Stop B.

Stop B is located at a fork in the road (see Figures FT-1, 2). Park in a way that it will be easy, following this stop, to take the right fork and continue up the mountain.

Though you will see outcrops of brown sandstone belonging to First Flysch Beds right at the fork, the purpose of this stop is to examine the character of Thin Platy Limestone Beds. This formation is very well exposed in the roadcuts as you walk up the road, in an easterly direction. If you walk up the road and examine these roadcut outcrops for a distance of ~100 m, you will develop a clear picture of the properties of Thin Platy Limestone Beds.

There are a number of interesting characteristics of the Thin Platy Limestone Beds that can be seen at Stop B (Figure FT-6): 1/ the thin, platy bedded character of this formation; 2/ concordant bedding-parallel lenses and layers of white and black chert; 3/ closely spaced jointing; and 4/ tight, strongly overturned chevron folds. Folding appears to have been produced by flexural slip mechanisms. [Section VI-D of companion paper describes Thin Platy Limestone Beds].

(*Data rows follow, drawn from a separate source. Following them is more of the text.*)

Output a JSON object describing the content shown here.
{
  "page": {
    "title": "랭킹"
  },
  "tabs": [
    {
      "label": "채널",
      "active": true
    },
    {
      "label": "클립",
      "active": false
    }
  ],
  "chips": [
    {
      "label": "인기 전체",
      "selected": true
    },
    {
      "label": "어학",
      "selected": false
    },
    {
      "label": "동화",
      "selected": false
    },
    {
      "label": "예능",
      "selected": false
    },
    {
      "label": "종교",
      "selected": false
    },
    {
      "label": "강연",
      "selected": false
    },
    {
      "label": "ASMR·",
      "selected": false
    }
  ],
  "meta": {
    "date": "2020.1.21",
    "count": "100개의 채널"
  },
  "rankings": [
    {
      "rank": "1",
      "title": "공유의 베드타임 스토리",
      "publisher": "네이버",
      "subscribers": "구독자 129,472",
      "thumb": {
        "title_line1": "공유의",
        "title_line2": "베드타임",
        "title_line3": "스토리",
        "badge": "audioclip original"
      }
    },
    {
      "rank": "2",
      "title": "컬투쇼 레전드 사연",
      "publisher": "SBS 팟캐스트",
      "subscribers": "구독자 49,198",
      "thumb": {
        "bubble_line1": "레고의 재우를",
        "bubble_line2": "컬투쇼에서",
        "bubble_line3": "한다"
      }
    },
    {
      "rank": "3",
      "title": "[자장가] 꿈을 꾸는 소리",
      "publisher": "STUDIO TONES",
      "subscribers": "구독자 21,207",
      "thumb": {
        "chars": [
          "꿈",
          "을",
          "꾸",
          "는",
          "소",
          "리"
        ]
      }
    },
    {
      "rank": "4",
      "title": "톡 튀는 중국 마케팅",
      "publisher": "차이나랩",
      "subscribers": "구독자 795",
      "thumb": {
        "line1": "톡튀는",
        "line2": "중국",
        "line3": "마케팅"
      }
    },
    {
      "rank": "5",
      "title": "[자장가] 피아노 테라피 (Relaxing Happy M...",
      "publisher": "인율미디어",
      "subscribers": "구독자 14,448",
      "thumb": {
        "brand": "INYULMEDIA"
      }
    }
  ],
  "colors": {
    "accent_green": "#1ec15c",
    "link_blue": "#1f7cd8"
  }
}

Figure FT06. Outcrop expression of Thin Platy Limestone Beds near Stop B.

Outcrop expression of Thin Platy Limestone Beds near Stop B.

Thin Platy Limestone Beds exposed in the vicinity of Stop B. Phil Nickerson is the geologist. Note the tight chevron folding of bedding and the intensely fractured nature of the limestone beds.


Now head 1.49 km up the road to Stop C.